Oceana's senior financial analyst Nova Young did not directly answer ODT questions this week about numbers laid off.
She said following consultation the roles ''disestablished'' were across all parts of operations, including operators, technical professionals and management, while some roles were transferred elsewhere in New Zealand. Any other staff leaving were not being replaced.
Despite detailed redundancy questions, three times emailed to Ms Young and senior management, her response was ''less than 10%'' of Oceana's workforce was affected.
''Overall, the impact of the staff movement is less than 10% of the company's New Zealand workforce,'' she said in a statement yesterday.
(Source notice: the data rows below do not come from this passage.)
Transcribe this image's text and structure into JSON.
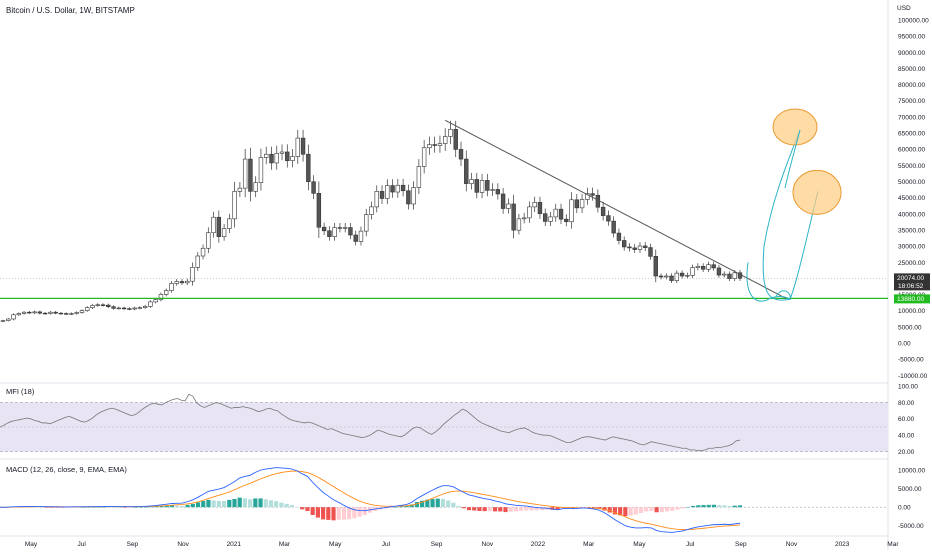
{
  "chart_data": {
    "type": "candlestick",
    "title": "Bitcoin / U.S. Dollar, 1W, BITSTAMP",
    "currency": "USD",
    "price_ticks": [
      100000,
      95000,
      90000,
      85000,
      80000,
      75000,
      70000,
      65000,
      60000,
      55000,
      50000,
      45000,
      40000,
      35000,
      30000,
      25000,
      20000,
      15000,
      10000,
      5000,
      0,
      -5000,
      -10000
    ],
    "price_ylim": [
      -12000,
      105000
    ],
    "x_ticks": [
      "May",
      "Jul",
      "Sep",
      "Nov",
      "2021",
      "Mar",
      "May",
      "Jul",
      "Sep",
      "Nov",
      "2022",
      "Mar",
      "May",
      "Jul",
      "Sep",
      "Nov",
      "2023",
      "Mar"
    ],
    "last_price": "20074.00",
    "countdown": "18:06:52",
    "support_level": "13880.00",
    "candles_close": [
      7000,
      7500,
      8800,
      9200,
      9600,
      9400,
      9700,
      9300,
      9200,
      9600,
      9300,
      9200,
      9100,
      9200,
      9500,
      10100,
      11000,
      11700,
      11900,
      11800,
      11300,
      10800,
      10900,
      10700,
      10600,
      10900,
      11000,
      11400,
      12800,
      13500,
      15100,
      16300,
      18500,
      19100,
      18700,
      19200,
      23500,
      27000,
      29400,
      34200,
      39000,
      33000,
      35500,
      38500,
      47000,
      48000,
      57000,
      47000,
      49700,
      57500,
      58500,
      55800,
      58800,
      59200,
      56500,
      57800,
      63500,
      58500,
      50000,
      46400,
      35900,
      34800,
      33000,
      35800,
      35600,
      35800,
      33500,
      31500,
      34700,
      39800,
      42200,
      47000,
      44800,
      48800,
      46800,
      48900,
      47200,
      43100,
      48200,
      54700,
      60500,
      61500,
      61200,
      61800,
      64000,
      66200,
      60000,
      57000,
      49400,
      50700,
      46700,
      50400,
      47300,
      47600,
      46200,
      41700,
      43100,
      35000,
      38500,
      38800,
      42200,
      43600,
      40100,
      37700,
      39100,
      41500,
      38400,
      37600,
      44400,
      41900,
      44500,
      46300,
      45800,
      42100,
      39500,
      37800,
      34100,
      31800,
      29800,
      29500,
      29000,
      30100,
      29600,
      26900,
      20800,
      20500,
      20800,
      19400,
      21700,
      20800,
      21000,
      23400,
      23800,
      22900,
      24300,
      23300,
      21100,
      21400,
      20000,
      21800,
      20074
    ],
    "annotation_line": {
      "from_price": 69000,
      "to_price": 13880
    },
    "projections": [
      {
        "circle_price": 66000
      },
      {
        "circle_price": 47000
      }
    ],
    "mfi": {
      "label": "MFI (18)",
      "ticks": [
        100,
        80,
        60,
        40,
        20
      ],
      "ylim": [
        12,
        104
      ],
      "band": [
        20,
        80
      ],
      "mid": 50,
      "values": [
        50,
        52,
        55,
        57,
        58,
        59,
        60,
        61,
        60,
        58,
        57,
        55,
        55,
        54,
        56,
        58,
        60,
        62,
        63,
        61,
        59,
        57,
        56,
        58,
        61,
        65,
        68,
        70,
        72,
        73,
        72,
        70,
        68,
        66,
        64,
        65,
        68,
        72,
        75,
        78,
        79,
        78,
        77,
        80,
        82,
        84,
        85,
        83,
        82,
        90,
        88,
        80,
        76,
        74,
        76,
        78,
        80,
        79,
        77,
        75,
        73,
        74,
        74,
        75,
        74,
        73,
        71,
        69,
        70,
        72,
        73,
        71,
        70,
        66,
        63,
        60,
        58,
        57,
        56,
        55,
        56,
        55,
        53,
        51,
        49,
        47,
        48,
        46,
        44,
        42,
        41,
        40,
        39,
        38,
        37,
        38,
        40,
        43,
        46,
        45,
        43,
        41,
        40,
        39,
        38,
        40,
        44,
        48,
        50,
        49,
        46,
        43,
        41,
        44,
        48,
        53,
        57,
        61,
        65,
        68,
        72,
        70,
        66,
        62,
        58,
        55,
        53,
        51,
        49,
        47,
        45,
        44,
        43,
        45,
        47,
        48,
        49,
        47,
        44,
        42,
        41,
        40,
        40,
        39,
        37,
        35,
        33,
        31,
        31,
        33,
        35,
        37,
        38,
        38,
        37,
        36,
        35,
        34,
        36,
        38,
        37,
        36,
        35,
        34,
        33,
        31,
        29,
        28,
        30,
        32,
        31,
        30,
        29,
        28,
        27,
        26,
        25,
        24,
        24,
        22,
        22,
        21,
        21,
        22,
        24,
        24,
        25,
        25,
        26,
        27,
        29,
        33,
        34
      ]
    },
    "macd": {
      "label": "MACD (12, 26, close, 9, EMA, EMA)",
      "ticks": [
        10000,
        5000,
        0,
        -5000
      ],
      "ylim": [
        -7500,
        13000
      ],
      "macd_line": [
        0,
        -30,
        60,
        150,
        180,
        200,
        200,
        180,
        160,
        130,
        110,
        90,
        80,
        80,
        90,
        100,
        110,
        130,
        150,
        170,
        180,
        170,
        160,
        150,
        140,
        140,
        150,
        170,
        250,
        350,
        480,
        650,
        820,
        1000,
        1060,
        1120,
        1500,
        2000,
        2700,
        3500,
        4300,
        4600,
        4900,
        5300,
        6100,
        6900,
        7900,
        8300,
        8600,
        9400,
        10000,
        10300,
        10500,
        10700,
        10600,
        10500,
        10300,
        9800,
        9000,
        8300,
        6700,
        5300,
        4000,
        3000,
        2000,
        1300,
        500,
        -200,
        -700,
        -900,
        -950,
        -700,
        -500,
        -300,
        -100,
        100,
        300,
        500,
        700,
        1300,
        2300,
        3100,
        3900,
        4600,
        5300,
        5800,
        5800,
        5500,
        4700,
        4000,
        3300,
        3000,
        2600,
        2300,
        2100,
        1700,
        1400,
        900,
        700,
        500,
        400,
        300,
        100,
        -100,
        -200,
        -300,
        -500,
        -700,
        -400,
        -300,
        -400,
        -300,
        -200,
        -300,
        -500,
        -800,
        -1500,
        -2400,
        -3400,
        -4200,
        -5000,
        -5400,
        -5600,
        -5600,
        -5500,
        -5600,
        -6300,
        -6600,
        -6700,
        -6800,
        -6600,
        -6400,
        -6000,
        -5600,
        -5300,
        -5100,
        -4900,
        -4700,
        -4700,
        -4600,
        -4700,
        -4500,
        -4300
      ],
      "signal_line": [
        0,
        -20,
        0,
        40,
        70,
        100,
        120,
        130,
        140,
        140,
        135,
        125,
        115,
        108,
        104,
        103,
        104,
        109,
        117,
        127,
        137,
        144,
        148,
        148,
        147,
        146,
        147,
        152,
        172,
        208,
        262,
        340,
        436,
        549,
        651,
        745,
        896,
        1117,
        1433,
        1846,
        2337,
        2789,
        3211,
        3629,
        4123,
        4678,
        5322,
        5918,
        6454,
        7043,
        7634,
        8167,
        8634,
        9047,
        9358,
        9586,
        9729,
        9743,
        9594,
        9336,
        8808,
        8107,
        7286,
        6428,
        5543,
        4694,
        3855,
        3044,
        2295,
        1656,
        1135,
        768,
        514,
        351,
        261,
        229,
        243,
        294,
        375,
        560,
        908,
        1346,
        1857,
        2406,
        2985,
        3548,
        3998,
        4298,
        4379,
        4303,
        4103,
        3882,
        3626,
        3361,
        3109,
        2827,
        2542,
        2213,
        1911,
        1629,
        1383,
        1167,
        954,
        743,
        554,
        383,
        206,
        25,
        -60,
        -108,
        -166,
        -193,
        -194,
        -215,
        -272,
        -378,
        -602,
        -962,
        -1450,
        -2000,
        -2600,
        -3160,
        -3648,
        -4038,
        -4331,
        -4584,
        -4929,
        -5263,
        -5551,
        -5801,
        -5961,
        -6049,
        -6039,
        -5951,
        -5821,
        -5677,
        -5521,
        -5357,
        -5226,
        -5100,
        -5020,
        -4916,
        -4793
      ]
    },
    "colors": {
      "candle_up": "#ffffff",
      "candle_down": "#555555",
      "candle_wick": "#333333",
      "trendline": "#555555",
      "support": "#22bb22",
      "projection": "#2bb5c9",
      "circle_fill": "#ffcc80",
      "circle_stroke": "#e89a30",
      "mfi_line": "#777777",
      "mfi_band": "#e8e4f3",
      "macd_line": "#2962ff",
      "signal_line": "#ff8c1a",
      "hist_up_strong": "#26a69a",
      "hist_up_weak": "#b2dfdb",
      "hist_down_strong": "#ef5350",
      "hist_down_weak": "#ffcdd2",
      "price_badge": "#333333"
    }
  }
}
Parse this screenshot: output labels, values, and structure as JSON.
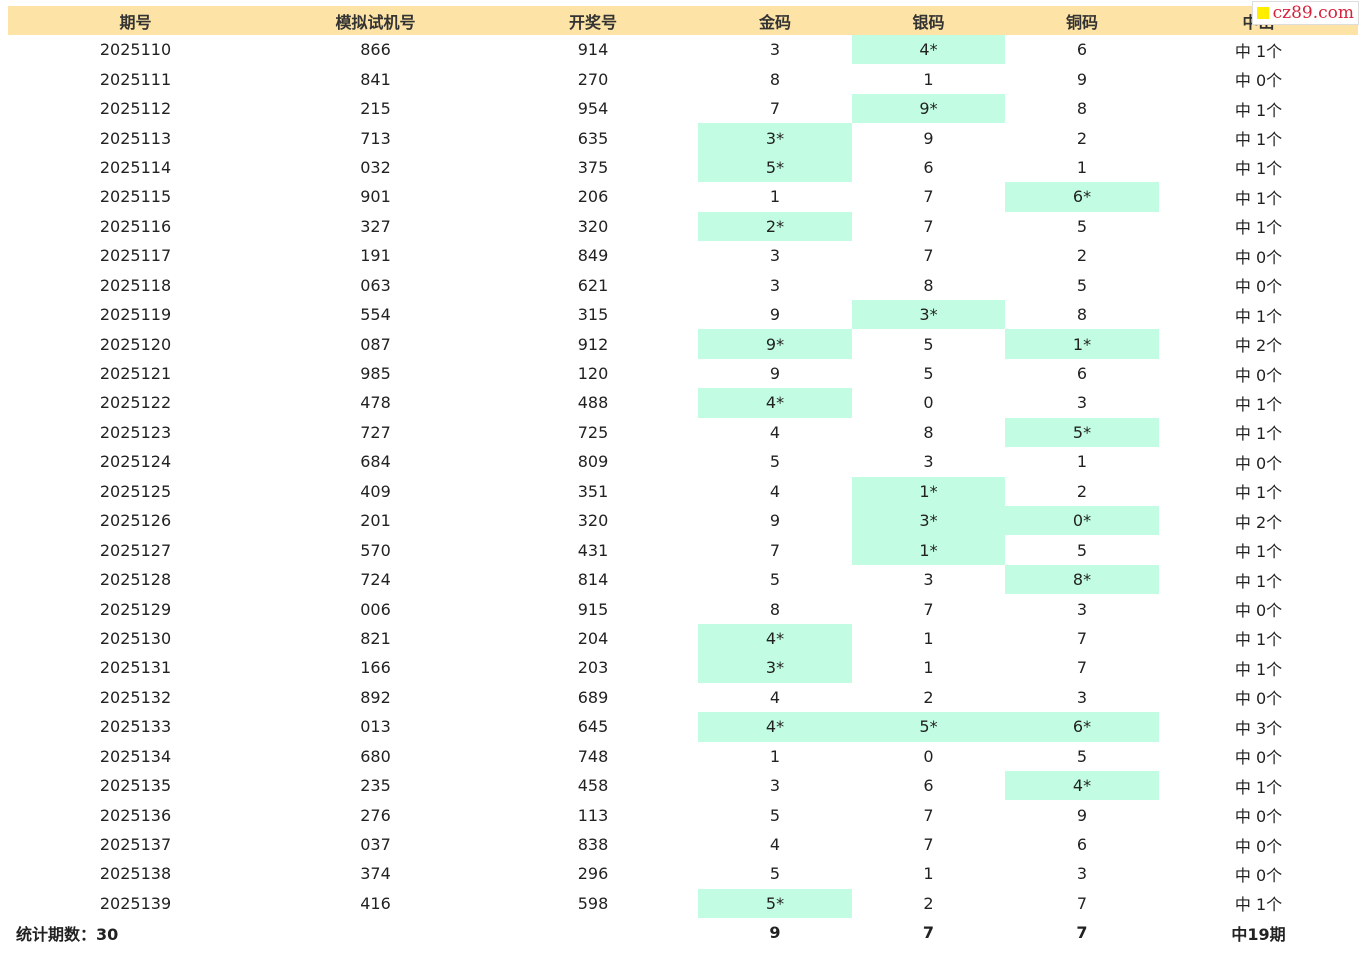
{
  "headers": [
    "期号",
    "模拟试机号",
    "开奖号",
    "金码",
    "银码",
    "铜码",
    "中出"
  ],
  "rows": [
    {
      "issue": "2025110",
      "sim": "866",
      "draw": "914",
      "gold": "3",
      "silver": "4*",
      "bronze": "6",
      "hit": "中 1个"
    },
    {
      "issue": "2025111",
      "sim": "841",
      "draw": "270",
      "gold": "8",
      "silver": "1",
      "bronze": "9",
      "hit": "中 0个"
    },
    {
      "issue": "2025112",
      "sim": "215",
      "draw": "954",
      "gold": "7",
      "silver": "9*",
      "bronze": "8",
      "hit": "中 1个"
    },
    {
      "issue": "2025113",
      "sim": "713",
      "draw": "635",
      "gold": "3*",
      "silver": "9",
      "bronze": "2",
      "hit": "中 1个"
    },
    {
      "issue": "2025114",
      "sim": "032",
      "draw": "375",
      "gold": "5*",
      "silver": "6",
      "bronze": "1",
      "hit": "中 1个"
    },
    {
      "issue": "2025115",
      "sim": "901",
      "draw": "206",
      "gold": "1",
      "silver": "7",
      "bronze": "6*",
      "hit": "中 1个"
    },
    {
      "issue": "2025116",
      "sim": "327",
      "draw": "320",
      "gold": "2*",
      "silver": "7",
      "bronze": "5",
      "hit": "中 1个"
    },
    {
      "issue": "2025117",
      "sim": "191",
      "draw": "849",
      "gold": "3",
      "silver": "7",
      "bronze": "2",
      "hit": "中 0个"
    },
    {
      "issue": "2025118",
      "sim": "063",
      "draw": "621",
      "gold": "3",
      "silver": "8",
      "bronze": "5",
      "hit": "中 0个"
    },
    {
      "issue": "2025119",
      "sim": "554",
      "draw": "315",
      "gold": "9",
      "silver": "3*",
      "bronze": "8",
      "hit": "中 1个"
    },
    {
      "issue": "2025120",
      "sim": "087",
      "draw": "912",
      "gold": "9*",
      "silver": "5",
      "bronze": "1*",
      "hit": "中 2个"
    },
    {
      "issue": "2025121",
      "sim": "985",
      "draw": "120",
      "gold": "9",
      "silver": "5",
      "bronze": "6",
      "hit": "中 0个"
    },
    {
      "issue": "2025122",
      "sim": "478",
      "draw": "488",
      "gold": "4*",
      "silver": "0",
      "bronze": "3",
      "hit": "中 1个"
    },
    {
      "issue": "2025123",
      "sim": "727",
      "draw": "725",
      "gold": "4",
      "silver": "8",
      "bronze": "5*",
      "hit": "中 1个"
    },
    {
      "issue": "2025124",
      "sim": "684",
      "draw": "809",
      "gold": "5",
      "silver": "3",
      "bronze": "1",
      "hit": "中 0个"
    },
    {
      "issue": "2025125",
      "sim": "409",
      "draw": "351",
      "gold": "4",
      "silver": "1*",
      "bronze": "2",
      "hit": "中 1个"
    },
    {
      "issue": "2025126",
      "sim": "201",
      "draw": "320",
      "gold": "9",
      "silver": "3*",
      "bronze": "0*",
      "hit": "中 2个"
    },
    {
      "issue": "2025127",
      "sim": "570",
      "draw": "431",
      "gold": "7",
      "silver": "1*",
      "bronze": "5",
      "hit": "中 1个"
    },
    {
      "issue": "2025128",
      "sim": "724",
      "draw": "814",
      "gold": "5",
      "silver": "3",
      "bronze": "8*",
      "hit": "中 1个"
    },
    {
      "issue": "2025129",
      "sim": "006",
      "draw": "915",
      "gold": "8",
      "silver": "7",
      "bronze": "3",
      "hit": "中 0个"
    },
    {
      "issue": "2025130",
      "sim": "821",
      "draw": "204",
      "gold": "4*",
      "silver": "1",
      "bronze": "7",
      "hit": "中 1个"
    },
    {
      "issue": "2025131",
      "sim": "166",
      "draw": "203",
      "gold": "3*",
      "silver": "1",
      "bronze": "7",
      "hit": "中 1个"
    },
    {
      "issue": "2025132",
      "sim": "892",
      "draw": "689",
      "gold": "4",
      "silver": "2",
      "bronze": "3",
      "hit": "中 0个"
    },
    {
      "issue": "2025133",
      "sim": "013",
      "draw": "645",
      "gold": "4*",
      "silver": "5*",
      "bronze": "6*",
      "hit": "中 3个"
    },
    {
      "issue": "2025134",
      "sim": "680",
      "draw": "748",
      "gold": "1",
      "silver": "0",
      "bronze": "5",
      "hit": "中 0个"
    },
    {
      "issue": "2025135",
      "sim": "235",
      "draw": "458",
      "gold": "3",
      "silver": "6",
      "bronze": "4*",
      "hit": "中 1个"
    },
    {
      "issue": "2025136",
      "sim": "276",
      "draw": "113",
      "gold": "5",
      "silver": "7",
      "bronze": "9",
      "hit": "中 0个"
    },
    {
      "issue": "2025137",
      "sim": "037",
      "draw": "838",
      "gold": "4",
      "silver": "7",
      "bronze": "6",
      "hit": "中 0个"
    },
    {
      "issue": "2025138",
      "sim": "374",
      "draw": "296",
      "gold": "5",
      "silver": "1",
      "bronze": "3",
      "hit": "中 0个"
    },
    {
      "issue": "2025139",
      "sim": "416",
      "draw": "598",
      "gold": "5*",
      "silver": "2",
      "bronze": "7",
      "hit": "中 1个"
    }
  ],
  "footer": {
    "label": "统计期数：30",
    "gold": "9",
    "silver": "7",
    "bronze": "7",
    "hit": "中19期"
  },
  "watermark": {
    "text": "cz89.com"
  },
  "colors": {
    "header_bg": "#fde4a6",
    "hit_bg": "#c2fde3",
    "watermark": "#d6223a"
  }
}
At its Macraes site in East Otago, up to 28 staff, or possibly more, could be involved in voluntary and imposed redundancies.
Coinciding with employment collective negotiations over five agreements covering most of 600-700 Macraes staff, about 18 were made redundant at the mine, including six who took voluntary redundancy, and possibly 10 administration staff in the Dunedin office.
Oceana's West Coast Reefton mine is scheduled for mothballing in 2015, affecting 260 employees.
The Oceana job losses follow hundreds of Otago-wide jobs lost in recent months.
The Amalgamated Workers Union (AWU), which represents the majority of Macraes staff, had been negotiating five Oceana collective agreements recently, as well as laboratory division terms.
AWU spokesman Calvin Fisher confirmed, when contacted yesterday, the end of negotiations and redundancies in the areas in which the union had representation.
He said the ''majority of staff'' had ''taken a mature outlook'' to the difficult times the resource sector was facing, due to escalating production costs and soft global gold prices.
''There's been a 40% plunge in gold's price. While it has been around $US1270-$US1300 the [gold production] sector is still reeling,'' Mr Fisher said.
Ms Young confirmed renegotiation of collective employment agreements, which expired mid-year, was now complete.
''Union members are to be commended for their understanding of the impact of the lower gold price on the business and the cost reductions and efficiencies that have been agreed,'' she said.
Oceana achieved a turnaround with its third quarter report, released this week, not only booking a much improved profit, but signalling expectations of a strong finish to the end of the year, buoyed by higher than expected copper production in the Philippines.
Similarly, analysts see a strong full-year result for the 2013 calendar year, but are looking for management outlook comment, specifically on the ore grades available for mining at Macraes for the start of 2014.
Mr Fisher said an Oceana presentation to staff during negotiations had outlined policies of non-replacement and why there was the need for a ''productivity drive''.
''The continuation of the mine is reflected in the wage settlement,'' he said.
When asked about pay rises or wage freezes in the negotiations, Mr Fisher said there had been a range of settlements in the separate contracts, with a ''mix of adjustments'' around holidays, wages and rostering of days on and off work. Some staff had lost wages from rostering changes.
Ms Young said a company-wide wage freeze had been implemented and Oceana remained ''focused on improving efficiencies in all of our business units''.
As far back as early July, Oceana signalled it wanted to make $US100 million in savings this financial year, which includes deferral of pre-stripping material above gold bearing ore at Macraes.
To offset rising costs and soft global gold prices, Oceana in June initiated the operational review at Macraes, its Reefton mine on the West Coast and its gold-copper Didipio mine in the northern Philippines, which has in the past four months started ramping up production.